Discussion
This study found that simulator-based training for identification of
endotracheal tube placement was efficacious in training novice users
with high sensitivity and specificity. Our study showed POCUS to be an
accurate and rapid method to detect correct position of the endotracheal
tube (3.0 (IQR 3.0-4.0) seconds).
The majority of intubations were for emergent causes including
respiratory failure, surfactant administration, and hemodynamic
compromise; similar to those reported by Foglia et al. in
2019.26 Another study also listed reasons for ETT
intubations such as prematurity (57.8%), respiratory failure (24.3%),
life-threatening apneas (13.4%), and re-intubation after accidental
displacement of ETT (4.5%).27
Several methods are considered as standard-of-care methods for ETT
position confirmation including bilateral chest auscultation,
capnography, and chest radiography. Studies in adults have demonstrated
disposable CO2 detectors to be highly sensitive and
specific for confirmation of ETT placement and reported a sensitivity
and specificity of 91% and 100% when compared to clinical
examination.27 Likewise, POCUS sensitivity and
specificity for identification of an ETT was reported to be 0.98 (95%
CI 0.97 to 0.99) and 0.98 (95% CI 0.95 to 0.99), respectively in a
meta-analysis of f 323 adult intubations . They recorded a sensitivity
of 91% and specificity of 97% of POCUS compared to standard
methods.28 Similarly another meta-analysis reported
sensitivities of 93-98% and specificities of 97-98% for
POCUS.29
In contrast to adult POCUS, the use of this modality for ETT placement
is somewhat scarce in pediatrics. Chou et al. in 2013 reported a
sensitivity and specificity of 100% in children that underwent
resuscitation and intubation.30 In our study, the
sensitivity and specificity compared to standard care was 99.7% and
91.7%, respectively.
The time it takes to confirm ETT placement is critical regardless of the
method chosen. Chest auscultation can be unreliable in a noisy
environment during resuscitation and takes approximately 77 seconds to
appreciate audible breath sounds.31 However, in our
study, we recorded a short time of only 6.0 seconds with the
auscultation method. The possible reasons could be the rigorous
mandatory NRP training and certification that the health care providers
in NICU undergo with repeated refresher trainings, leading to excellence
in competency.
Capnography, although a reliable method with high
sensitivity10 can depict false negative results in
conditions with low cardiac output, inadequate pressure to inflate the
lungs,10,32 and presence of secretions in
ETT.33 However, it is a rapid method and studies have
reported the time for capnography confirmation as 1.6 seconds (SD +/-
2.4).31 In a study by Aziz et al., the time required
to confirm ETT position via capnography was 6 to 12
seconds.27 We reported a similar time of 3 seconds
(IQR 3.0-4.0).
Use of POCUS is gradually gaining popularity with its rapid assessment
and ease of interpretation in infants and newborns. It does not
interfere during chest compression and is not affected by environmental
noise and cardiac output.30 The average time required
for POCUS used in emergency situations by physicians and
anesthesiologists reported in literature is 9
seconds.29 Several studies have also measured the time
to perform transtracheal ultrasound in emergent situations with a wide
range from 5-45 seconds,15,28,34,35 while few studies
have shown time to ultrasound to be shorter than
capnography.28,36,37 However, our study showed no
difference in interpretation time with both modalities.

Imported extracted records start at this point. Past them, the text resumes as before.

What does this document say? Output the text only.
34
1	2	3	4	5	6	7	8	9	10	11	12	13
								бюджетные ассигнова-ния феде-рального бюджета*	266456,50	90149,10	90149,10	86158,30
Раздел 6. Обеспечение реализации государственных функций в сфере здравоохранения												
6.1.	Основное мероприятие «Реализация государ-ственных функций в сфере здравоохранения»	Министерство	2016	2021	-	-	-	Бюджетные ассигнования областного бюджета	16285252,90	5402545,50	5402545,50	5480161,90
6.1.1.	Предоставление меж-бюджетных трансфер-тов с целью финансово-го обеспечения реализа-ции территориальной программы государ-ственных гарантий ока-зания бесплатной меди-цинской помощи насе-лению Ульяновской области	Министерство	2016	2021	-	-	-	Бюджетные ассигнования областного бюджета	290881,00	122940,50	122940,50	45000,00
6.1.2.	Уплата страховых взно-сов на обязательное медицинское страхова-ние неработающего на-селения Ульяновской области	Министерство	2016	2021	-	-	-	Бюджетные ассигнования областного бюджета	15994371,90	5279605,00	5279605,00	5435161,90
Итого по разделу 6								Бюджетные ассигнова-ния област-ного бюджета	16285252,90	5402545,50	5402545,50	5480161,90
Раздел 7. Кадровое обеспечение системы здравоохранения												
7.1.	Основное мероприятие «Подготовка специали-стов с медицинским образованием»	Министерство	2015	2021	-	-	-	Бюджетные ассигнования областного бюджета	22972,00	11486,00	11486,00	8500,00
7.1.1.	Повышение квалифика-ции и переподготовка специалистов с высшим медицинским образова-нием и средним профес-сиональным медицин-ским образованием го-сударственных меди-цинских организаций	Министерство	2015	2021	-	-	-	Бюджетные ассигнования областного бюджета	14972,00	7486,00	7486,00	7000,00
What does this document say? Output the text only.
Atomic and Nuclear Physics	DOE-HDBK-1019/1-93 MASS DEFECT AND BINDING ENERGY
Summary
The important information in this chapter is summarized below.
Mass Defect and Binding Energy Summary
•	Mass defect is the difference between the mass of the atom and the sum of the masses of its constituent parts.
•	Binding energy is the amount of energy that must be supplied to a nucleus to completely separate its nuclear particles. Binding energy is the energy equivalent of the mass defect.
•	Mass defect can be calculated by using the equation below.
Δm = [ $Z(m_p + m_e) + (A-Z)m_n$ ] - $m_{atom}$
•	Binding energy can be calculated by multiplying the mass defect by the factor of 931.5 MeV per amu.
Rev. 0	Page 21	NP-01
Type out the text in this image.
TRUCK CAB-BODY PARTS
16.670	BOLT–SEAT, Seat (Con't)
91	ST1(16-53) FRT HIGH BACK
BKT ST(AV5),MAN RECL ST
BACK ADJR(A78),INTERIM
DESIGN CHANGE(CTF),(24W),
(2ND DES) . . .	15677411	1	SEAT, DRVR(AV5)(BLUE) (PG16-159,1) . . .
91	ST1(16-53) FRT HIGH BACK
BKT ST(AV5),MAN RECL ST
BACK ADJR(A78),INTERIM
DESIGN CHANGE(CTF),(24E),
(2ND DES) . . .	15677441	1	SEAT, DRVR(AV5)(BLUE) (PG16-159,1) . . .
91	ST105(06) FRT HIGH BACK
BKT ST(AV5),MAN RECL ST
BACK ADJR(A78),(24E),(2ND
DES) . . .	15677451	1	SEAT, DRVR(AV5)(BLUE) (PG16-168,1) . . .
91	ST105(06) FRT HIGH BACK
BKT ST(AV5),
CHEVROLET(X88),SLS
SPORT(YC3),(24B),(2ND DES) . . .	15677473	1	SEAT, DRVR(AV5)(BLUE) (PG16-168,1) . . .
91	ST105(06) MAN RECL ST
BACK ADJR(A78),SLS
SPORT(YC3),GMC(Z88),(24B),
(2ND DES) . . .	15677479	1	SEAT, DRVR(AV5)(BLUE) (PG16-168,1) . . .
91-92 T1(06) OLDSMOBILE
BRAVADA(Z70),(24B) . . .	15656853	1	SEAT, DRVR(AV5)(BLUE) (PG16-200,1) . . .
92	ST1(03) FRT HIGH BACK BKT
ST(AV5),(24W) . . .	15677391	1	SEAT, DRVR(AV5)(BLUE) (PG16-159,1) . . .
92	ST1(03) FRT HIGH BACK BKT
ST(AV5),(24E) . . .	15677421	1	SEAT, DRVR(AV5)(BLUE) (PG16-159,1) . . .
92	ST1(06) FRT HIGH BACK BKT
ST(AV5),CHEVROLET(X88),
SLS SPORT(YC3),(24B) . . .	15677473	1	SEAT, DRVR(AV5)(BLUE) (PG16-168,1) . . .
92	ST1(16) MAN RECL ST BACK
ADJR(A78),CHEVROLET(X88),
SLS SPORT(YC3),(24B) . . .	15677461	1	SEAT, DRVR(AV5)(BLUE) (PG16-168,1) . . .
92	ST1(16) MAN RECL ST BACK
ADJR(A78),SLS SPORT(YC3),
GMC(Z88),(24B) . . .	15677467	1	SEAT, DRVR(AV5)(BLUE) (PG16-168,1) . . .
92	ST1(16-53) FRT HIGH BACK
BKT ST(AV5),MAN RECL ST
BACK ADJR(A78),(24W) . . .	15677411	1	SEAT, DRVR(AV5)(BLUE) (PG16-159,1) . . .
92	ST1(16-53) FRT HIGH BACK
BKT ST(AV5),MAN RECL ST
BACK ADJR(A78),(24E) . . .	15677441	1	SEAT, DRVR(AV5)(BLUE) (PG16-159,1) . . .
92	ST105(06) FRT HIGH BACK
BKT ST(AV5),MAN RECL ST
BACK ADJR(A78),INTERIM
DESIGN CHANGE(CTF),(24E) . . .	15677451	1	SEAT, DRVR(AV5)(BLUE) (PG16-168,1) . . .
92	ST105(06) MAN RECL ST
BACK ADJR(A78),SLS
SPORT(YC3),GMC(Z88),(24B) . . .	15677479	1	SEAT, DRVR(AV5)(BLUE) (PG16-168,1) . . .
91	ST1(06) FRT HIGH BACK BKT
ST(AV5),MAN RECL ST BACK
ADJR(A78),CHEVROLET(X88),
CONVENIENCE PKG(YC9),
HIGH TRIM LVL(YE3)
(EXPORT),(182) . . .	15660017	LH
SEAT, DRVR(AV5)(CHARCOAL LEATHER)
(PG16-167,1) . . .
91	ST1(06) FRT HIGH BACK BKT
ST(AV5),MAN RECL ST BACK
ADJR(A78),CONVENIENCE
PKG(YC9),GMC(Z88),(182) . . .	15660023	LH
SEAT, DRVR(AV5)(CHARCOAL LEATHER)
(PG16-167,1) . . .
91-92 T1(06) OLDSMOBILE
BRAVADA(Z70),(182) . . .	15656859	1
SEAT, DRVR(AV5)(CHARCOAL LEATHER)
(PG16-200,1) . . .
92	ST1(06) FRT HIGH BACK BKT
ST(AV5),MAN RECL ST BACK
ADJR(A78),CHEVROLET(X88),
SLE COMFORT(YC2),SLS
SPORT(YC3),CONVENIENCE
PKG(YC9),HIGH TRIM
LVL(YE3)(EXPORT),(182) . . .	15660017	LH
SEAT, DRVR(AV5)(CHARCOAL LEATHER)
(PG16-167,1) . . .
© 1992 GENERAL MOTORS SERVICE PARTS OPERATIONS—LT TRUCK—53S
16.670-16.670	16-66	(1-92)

This is the first study of its kind to assess diagnostic accuracy of
POCUS for endotracheal tube placement in a neonatal population in the
country. It was a prospective design with the largest sample size of
newborns to date. We did not only measure the accuracy of POCUS with
standard-of-care methods, but also measured the time to interpretation
for each method in a real-time scenario. Moreover, POCUS and
standard-of-care methods were interpreted independent of each other,
thus minimizing the risk of bias.
The study has some potential limitations. In our setting we did not have
each of the three standard-of-care methods for all intubations and hence
the analysis was done by composite of at least two current methods. In
addition, this was a single-centre study and hence the results may not
be generalized.
Point of care ultrasound has various advantages and its clinical
prevalence is increasing in adults and older children. Many of these
applications and benefits can be translated to a neonatal population.
This may improve resuscitation by timely recognition of ETT placement
and minimize traditional unmeasured radiation exposure.